Keywords: alpha modulation, speech perception, attention, aging, EEG
Listening to a conversation in a crowded or noisy room is a common and challenging auditory situation. Not only is the intended speech difficult to hear, but ignoring irrelevant speech is effortful and attention-demanding (Bregman, 1990). In addition to their age-related declines in hearing ability (e.g., CHABA, 1988; Humes, 1996), older adults tend to have general difficulty inhibiting irrelevant stimuli (Hasher & Zacks, 1988; Tun, O’Kane, & Wingfield, 2002). This combination of factors makes crowded and noisy environments more frustrating for older adults than for young adults (Shinn-Cunningham, 2009). Studies in a laboratory setting show that in such difficult listening situations older adults have to expend greater effort than young adults to achieve similar levels of performance, as evidenced by pupil dilation (Zekveld, Kramer, & Festen, 2011), reaction time (Hornsby, 2013), and on performance on a secondary task (Tun, McCoy, & Wingfield, 2009).
Cherry (1953) famously coined the term “cocktail party problem” to describe the situation in which a listener tries to segregate speech from a single talker amid a group of other, irrelevant, talkers. In order to study the cocktail party problem, he devised the directed dichotic listening task (DDLT), during which listeners were presented with recordings from two talkers over earphones, one presented to each ear, and given cues to indicate to which talker the participant should attend (e.g., a left-facing arrow cued attention to the talker heard in the left ear).
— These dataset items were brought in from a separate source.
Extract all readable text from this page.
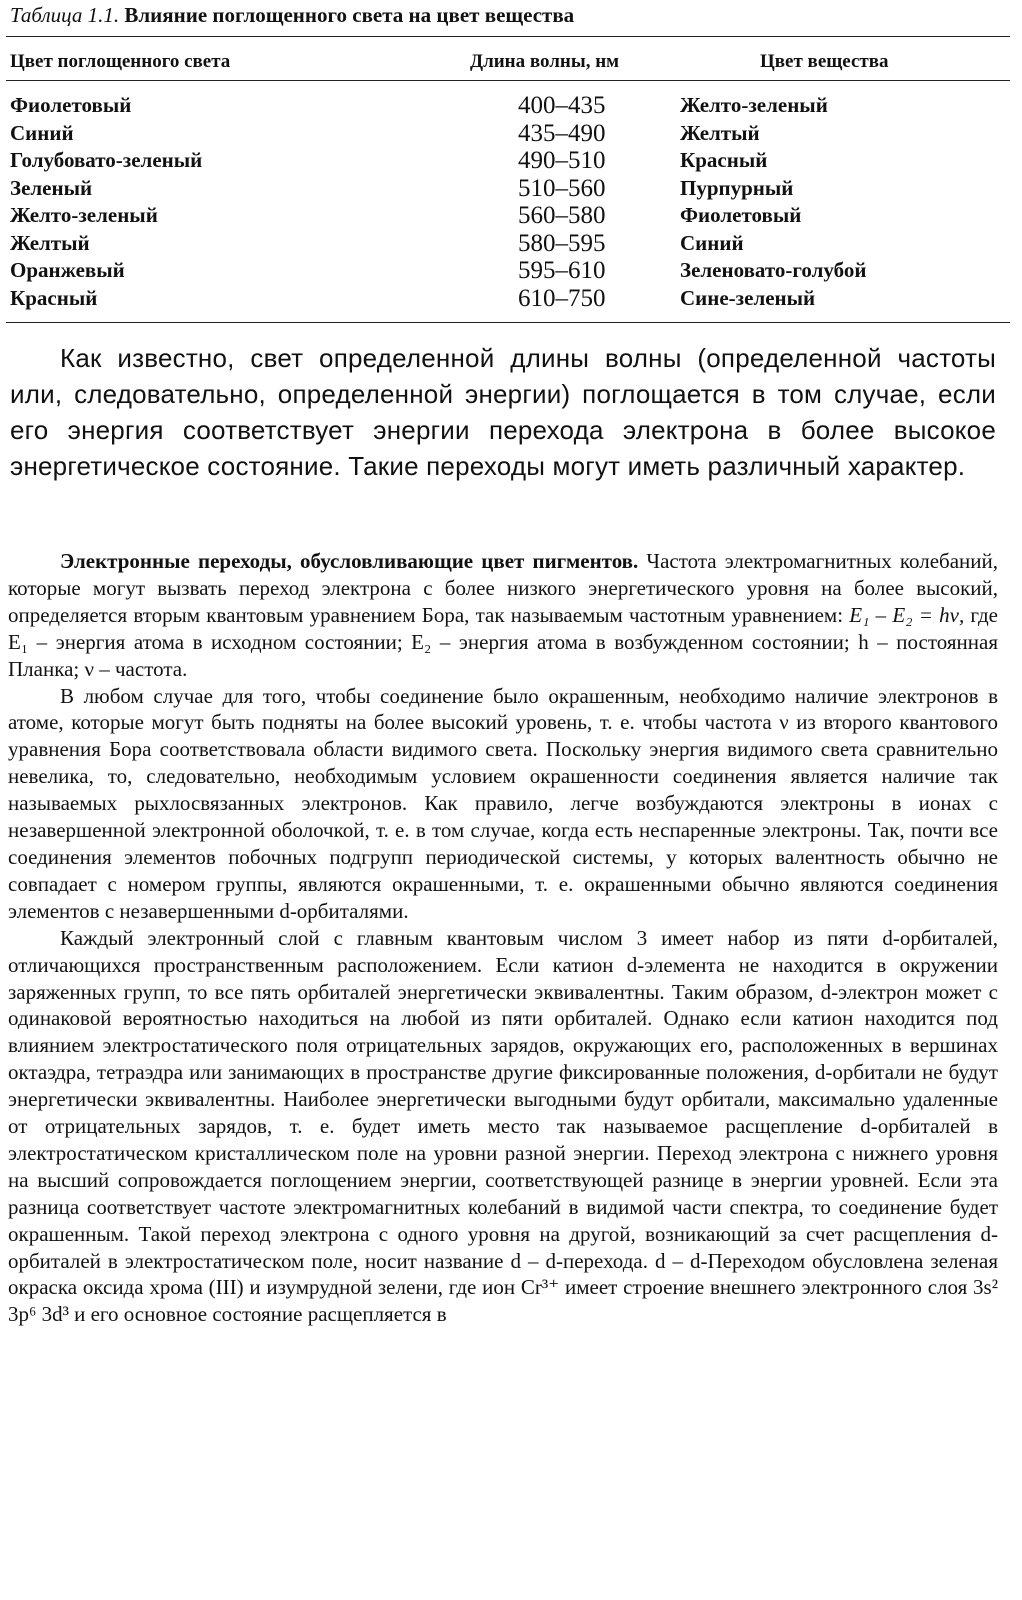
Таблица 1.1. Влияние поглощенного света на цвет вещества
Цвет поглощенного света	Длина волны, нм	Цвет вещества
Фиолетовый	400–435	Желто-зеленый
Синий	435–490	Желтый
Голубовато-зеленый	490–510	Красный
Зеленый	510–560	Пурпурный
Желто-зеленый	560–580	Фиолетовый
Желтый	580–595	Синий
Оранжевый	595–610	Зеленовато-голубой
Красный	610–750	Сине-зеленый
Как известно, свет определенной длины волны (определенной частоты или, следовательно, определенной энергии) поглощается в том случае, если его энергия соответствует энергии перехода электрона в более высокое энергетическое состояние. Такие переходы могут иметь различный характер.

Электронные переходы, обусловливающие цвет пигментов. Частота электромагнитных колебаний, которые могут вызвать переход электрона с более низкого энергетического уровня на более высокий, определяется вторым квантовым уравнением Бора, так называемым частотным уравнением: E₁ – E₂ = hν, где E₁ – энергия атома в исходном состоянии; E₂ – энергия атома в возбужденном состоянии; h – постоянная Планка; ν – частота.

В любом случае для того, чтобы соединение было окрашенным, необходимо наличие электронов в атоме, которые могут быть подняты на более высокий уровень, т. е. чтобы частота ν из второго квантового уравнения Бора соответствовала области видимого света. Поскольку энергия видимого света сравнительно невелика, то, следовательно, необходимым условием окрашенности соединения является наличие так называемых рыхлосвязанных электронов. Как правило, легче возбуждаются электроны в ионах с незавершенной электронной оболочкой, т. е. в том случае, когда есть неспаренные электроны. Так, почти все соединения элементов побочных подгрупп периодической системы, у которых валентность обычно не совпадает с номером группы, являются окрашенными, т. е. окрашенными обычно являются соединения элементов с незавершенными d-орбиталями.

Каждый электронный слой с главным квантовым числом 3 имеет набор из пяти d-орбиталей, отличающихся пространственным расположением. Если катион d-элемента не находится в окружении заряженных групп, то все пять орбиталей энергетически эквивалентны. Таким образом, d-электрон может с одинаковой вероятностью находиться на любой из пяти орбиталей. Однако если катион находится под влиянием электростатического поля отрицательных зарядов, окружающих его, расположенных в вершинах октаэдра, тетраэдра или занимающих в пространстве другие фиксированные положения, d-орбитали не будут энергетически эквивалентны. Наиболее энергетически выгодными будут орбитали, максимально удаленные от отрицательных зарядов, т. е. будет иметь место так называемое расщепление d-орбиталей в электростатическом кристаллическом поле на уровни разной энергии. Переход электрона с нижнего уровня на высший сопровождается поглощением энергии, соответствующей разнице в энергии уровней. Если эта разница соответствует частоте электромагнитных колебаний в видимой части спектра, то соединение будет окрашенным. Такой переход электрона с одного уровня на другой, возникающий за счет расщепления d-орбиталей в электростатическом поле, носит название d – d-перехода. d – d-Переходом обусловлена зеленая окраска оксида хрома (III) и изумрудной зелени, где ион Cr³⁺ имеет строение внешнего электронного слоя 3s² 3p⁶ 3d³ и его основное состояние расщепляется в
Using the DDLT, Craik (1965) found that older adults were more likely to confuse the attended and unattended channels, and attributed this pattern to declines in attentional control. Attentional control processes are essential for selection of task-related information and responses (Milham, et al., 2002), and age-related deficits have been well documented in studies of cognitive aging (e.g., Balota, Dolan, & Duchek, 2000). Such attentional control deficits have been found to exist even after taking into account age-related declines in basic perceptual processing (Mattys, Davis, Bradlow, & Scott, 2012).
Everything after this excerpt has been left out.